It’s possible that personal information security is not your first thought when you wake up in the morning. That’s probably a good thing. Though, at a time when we hear plenty about high-profile data breaches, fines being levied at international companies and the ongoing conversation about ‘surveillance capitalism’, it’s worth wondering: are we spending enough time thinking about security in our personal lives?

It’s true that many of us are now completely reliant on our devices and internet connectivity. But how much consideration do we give to the fact that just about all our information is out there – floating around in cyber space? With four and a half million cyber crimes committed in England and Wales a year, 72% of those being fraud related, its reasonable to take a few moments and think about how and where you use your personal information.

For instance, how often do you connect to an unknown Wi-Fi network? Do you properly remove data before disposing of a device? How is your home network configured? And what is ‘too-much’ when it comes to sharing on social media?

Whether you are at the office or at home, you should try and remain vigilant regarding information security, and cognisant of the real threats that can affect us all. Here are some simple questions to consider when assessing personal information security:

How secure is my home Wi-Fi network?

When setting up any new network, make sure that you are using the most secure forms of encryption available on the device, change default passcodes to something secure, disable the Wi-Fi Protected Setup once installation is complete, and avoid leaving routers in areas visible to those who you would not allow access.

How much to share?

Most of us now have at least one social media account, though it is important to remember: offering up personal information to the public can aid malicious actors in all kinds of ways. Consider recovery questions, often personal in nature, you should avoid making public anything that may compromise your security. This may be birthdays, places of work, locations or any other manner of things.

Though it may be tempting and even gratifying to share things with your networks, over-sharing and making private details public can easily compromise many aspects of your life, so stay careful and ensure that your privacy settings are configured to your preferences.

What if I’m receiving phishing emails?

A common method of gaining access to victims’ accounts is to falsify emails to look authentic, but which direct you to inauthentic websites where you are prompted to enter your details. It is very unlikely that any organisation will request sensitive information via email, so remain suspicious. Likewise, look out for the small details that can give a scammer away and always check where a link goes – before you click on it.

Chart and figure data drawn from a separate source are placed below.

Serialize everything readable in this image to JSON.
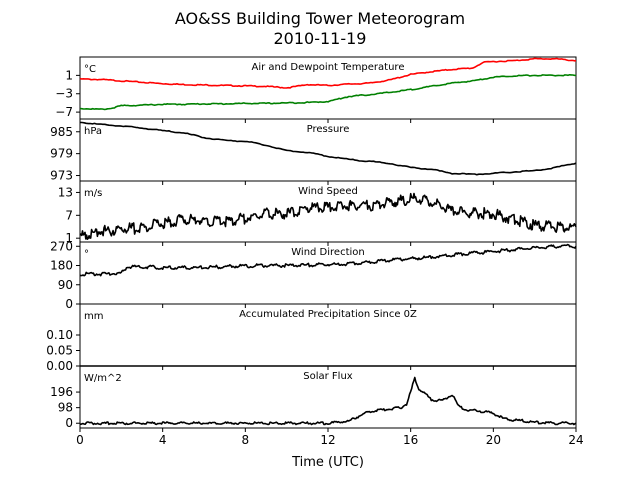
{
  "figure": {
    "title_line1": "AO&SS Building Tower Meteorogram",
    "title_line2": "2010-11-19",
    "xlabel": "Time (UTC)"
  },
  "chart_data": [
    {
      "type": "line",
      "title": "Air and Dewpoint Temperature",
      "unit": "°C",
      "xlim": [
        0,
        24
      ],
      "ylim": [
        -8.5,
        5
      ],
      "yticks": [
        "1",
        "−3",
        "−7"
      ],
      "ytick_values": [
        1,
        -3,
        -7
      ],
      "xticks": [
        "0",
        "4",
        "8",
        "12",
        "16",
        "20",
        "24"
      ],
      "xtick_values": [
        0,
        4,
        8,
        12,
        16,
        20,
        24
      ],
      "series": [
        {
          "color": "#ff0000",
          "x": [
            0,
            1,
            2,
            3,
            4,
            5,
            6,
            7,
            8,
            9,
            10,
            10.5,
            11,
            12,
            13,
            14,
            15,
            16,
            17,
            18,
            19,
            19.5,
            20,
            21,
            22,
            23,
            24
          ],
          "y": [
            0.2,
            0.1,
            -0.2,
            -0.5,
            -0.8,
            -1.0,
            -1.1,
            -1.2,
            -1.3,
            -1.4,
            -1.7,
            -1.4,
            -1.0,
            -1.2,
            -0.9,
            -0.7,
            0.0,
            1.2,
            1.8,
            2.3,
            2.6,
            3.8,
            4.0,
            4.2,
            4.6,
            4.6,
            4.2
          ]
        },
        {
          "color": "#008000",
          "x": [
            0,
            1,
            1.5,
            2,
            3,
            4,
            5,
            6,
            7,
            8,
            9,
            10,
            11,
            12,
            13,
            14,
            15,
            16,
            17,
            18,
            19,
            20,
            21,
            22,
            23,
            24
          ],
          "y": [
            -6.2,
            -6.4,
            -6.2,
            -5.6,
            -5.5,
            -5.3,
            -5.3,
            -5.2,
            -5.2,
            -5.1,
            -5.1,
            -5.0,
            -4.9,
            -4.7,
            -3.6,
            -3.2,
            -2.7,
            -2.1,
            -1.4,
            -0.7,
            -0.2,
            0.6,
            0.9,
            1.0,
            1.0,
            1.0
          ]
        }
      ]
    },
    {
      "type": "line",
      "title": "Pressure",
      "unit": "hPa",
      "xlim": [
        0,
        24
      ],
      "ylim": [
        971.5,
        988.5
      ],
      "yticks": [
        "985",
        "979",
        "973"
      ],
      "ytick_values": [
        985,
        979,
        973
      ],
      "series": [
        {
          "color": "#000000",
          "x": [
            0,
            1,
            2,
            3,
            4,
            5,
            6,
            7,
            8,
            9,
            10,
            11,
            12,
            13,
            14,
            15,
            16,
            17,
            18,
            19,
            20,
            21,
            22,
            23,
            24
          ],
          "y": [
            987.6,
            987.0,
            986.6,
            986.0,
            985.3,
            984.7,
            983.4,
            982.6,
            982.4,
            981.3,
            979.9,
            979.3,
            978.3,
            977.4,
            976.9,
            976.3,
            975.2,
            974.7,
            973.6,
            973.3,
            973.6,
            974.0,
            974.3,
            975.2,
            976.4
          ]
        }
      ]
    },
    {
      "type": "line",
      "title": "Wind Speed",
      "unit": "m/s",
      "xlim": [
        0,
        24
      ],
      "ylim": [
        0,
        16
      ],
      "yticks": [
        "13",
        "7",
        "1"
      ],
      "ytick_values": [
        13,
        7,
        1
      ],
      "series": [
        {
          "color": "#000000",
          "x": [
            0,
            1,
            2,
            3,
            4,
            5,
            6,
            7,
            8,
            9,
            10,
            11,
            12,
            13,
            14,
            15,
            16,
            17,
            18,
            19,
            20,
            21,
            22,
            23,
            24
          ],
          "y": [
            1.6,
            2.8,
            3.4,
            3.6,
            5.0,
            6.0,
            5.6,
            5.3,
            6.2,
            7.6,
            7.2,
            9.0,
            9.0,
            9.6,
            9.6,
            10.4,
            11.4,
            10.5,
            8.0,
            7.5,
            7.5,
            6.0,
            4.4,
            4.0,
            4.0
          ]
        }
      ]
    },
    {
      "type": "line",
      "title": "Wind Direction",
      "unit": "°",
      "xlim": [
        0,
        24
      ],
      "ylim": [
        0,
        290
      ],
      "yticks": [
        "270",
        "180",
        "90",
        "0"
      ],
      "ytick_values": [
        270,
        180,
        90,
        0
      ],
      "series": [
        {
          "color": "#000000",
          "x": [
            0,
            1,
            2,
            2.3,
            3,
            4,
            5,
            6,
            7,
            8,
            9,
            10,
            11,
            12,
            13,
            14,
            15,
            16,
            17,
            18,
            19,
            20,
            21,
            22,
            23,
            24
          ],
          "y": [
            140,
            140,
            145,
            175,
            175,
            170,
            170,
            170,
            175,
            178,
            180,
            180,
            182,
            185,
            188,
            195,
            205,
            212,
            220,
            230,
            238,
            245,
            255,
            262,
            270,
            270
          ]
        }
      ]
    },
    {
      "type": "line",
      "title": "Accumulated Precipitation Since 0Z",
      "unit": "mm",
      "xlim": [
        0,
        24
      ],
      "ylim": [
        0,
        0.2
      ],
      "yticks": [
        "0.10",
        "0.05",
        "0.00"
      ],
      "ytick_values": [
        0.1,
        0.05,
        0.0
      ],
      "series": [
        {
          "color": "#000000",
          "x": [
            0,
            24
          ],
          "y": [
            0,
            0
          ]
        }
      ]
    },
    {
      "type": "line",
      "title": "Solar Flux",
      "unit": "W/m^2",
      "xlim": [
        0,
        24
      ],
      "ylim": [
        -30,
        360
      ],
      "yticks": [
        "196",
        "98",
        "0"
      ],
      "ytick_values": [
        196,
        98,
        0
      ],
      "series": [
        {
          "color": "#000000",
          "x": [
            0,
            12,
            13,
            13.5,
            14,
            14.5,
            15,
            15.5,
            15.8,
            16,
            16.2,
            16.4,
            16.7,
            17,
            17.5,
            18,
            18.3,
            18.6,
            19,
            19.5,
            20,
            20.5,
            21,
            21.5,
            22,
            23,
            24
          ],
          "y": [
            0,
            0,
            12,
            45,
            72,
            82,
            92,
            96,
            120,
            195,
            285,
            215,
            185,
            150,
            140,
            182,
            110,
            85,
            80,
            75,
            62,
            28,
            20,
            15,
            5,
            0,
            0
          ]
        }
      ]
    }
  ]
}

How should I dispose of hardware?

When disposing of hardware, remember that even if sensitive information is deleted from storage, this information may still be recoverable. Digital shredders can be useful tools in helping to ensure data destruction, though if your information is particularly sensitive, it is advised that HDDs are physically destroyed before proper disposal.

What if I receive threats or I am being blackmailed?

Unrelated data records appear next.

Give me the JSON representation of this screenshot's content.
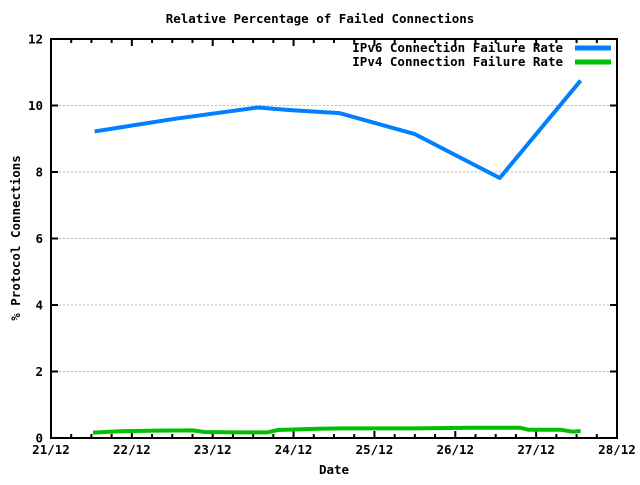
{
  "chart_data": {
    "type": "line",
    "title": "Relative Percentage of Failed Connections",
    "xlabel": "Date",
    "ylabel": "% Protocol Connections",
    "background_color": "#ffffff",
    "frame_color": "#000000",
    "x_axis": {
      "tick_labels": [
        "21/12",
        "22/12",
        "23/12",
        "24/12",
        "25/12",
        "26/12",
        "27/12",
        "28/12"
      ],
      "range_days": [
        0,
        7
      ],
      "minor_ticks_per_day": 4
    },
    "y_axis": {
      "ticks": [
        "0",
        "2",
        "4",
        "6",
        "8",
        "10",
        "12"
      ],
      "tick_values": [
        0,
        2,
        4,
        6,
        8,
        10,
        12
      ],
      "range": [
        0,
        12
      ],
      "gridline_values": [
        2,
        4,
        6,
        8,
        10
      ]
    },
    "grid": {
      "color": "#b8b8b8",
      "style": "dashed",
      "orientation": "horizontal-only"
    },
    "legend": {
      "position": "top-right-inside",
      "entries": [
        {
          "label": "IPv6 Connection Failure Rate",
          "color": "#0080ff"
        },
        {
          "label": "IPv4 Connection Failure Rate",
          "color": "#00c000"
        }
      ]
    },
    "series": [
      {
        "name": "IPv6 Connection Failure Rate",
        "color": "#0080ff",
        "points": [
          [
            0.54,
            9.22
          ],
          [
            1.53,
            9.6
          ],
          [
            2.56,
            9.94
          ],
          [
            2.96,
            9.86
          ],
          [
            3.57,
            9.77
          ],
          [
            4.5,
            9.14
          ],
          [
            5.55,
            7.82
          ],
          [
            6.55,
            10.75
          ]
        ]
      },
      {
        "name": "IPv4 Connection Failure Rate",
        "color": "#00c000",
        "points": [
          [
            0.52,
            0.16
          ],
          [
            0.82,
            0.2
          ],
          [
            1.3,
            0.22
          ],
          [
            1.75,
            0.23
          ],
          [
            1.9,
            0.18
          ],
          [
            2.3,
            0.17
          ],
          [
            2.68,
            0.17
          ],
          [
            2.8,
            0.24
          ],
          [
            3.3,
            0.28
          ],
          [
            3.6,
            0.29
          ],
          [
            4.5,
            0.29
          ],
          [
            5.2,
            0.31
          ],
          [
            5.8,
            0.31
          ],
          [
            5.9,
            0.25
          ],
          [
            6.3,
            0.25
          ],
          [
            6.45,
            0.19
          ],
          [
            6.55,
            0.21
          ]
        ]
      }
    ]
  }
}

Should you receive emails that threaten or blackmail you into paying sums of money: do not pay the sum demanded, do not respond and don’t follow any links within the email. You should also remember that this is most likely a mass email and not to be believed. Should the email contain any of your passwords, or ‘proof’ of account compromise: change your passwords, get in touch with the compromised organisation and contact the proper law enforcement entity (Action Fraud).

Though the general lessons learnt here can be applied in many different aspects of personal information security, these questions address a very small portion of the information security issues that we will all likely face. With the frequency and sophistication of attacks compounding each year, it is up to you to do what it takes to keep yourself safe and ensure that you’re not playing into the hands of malicious actors.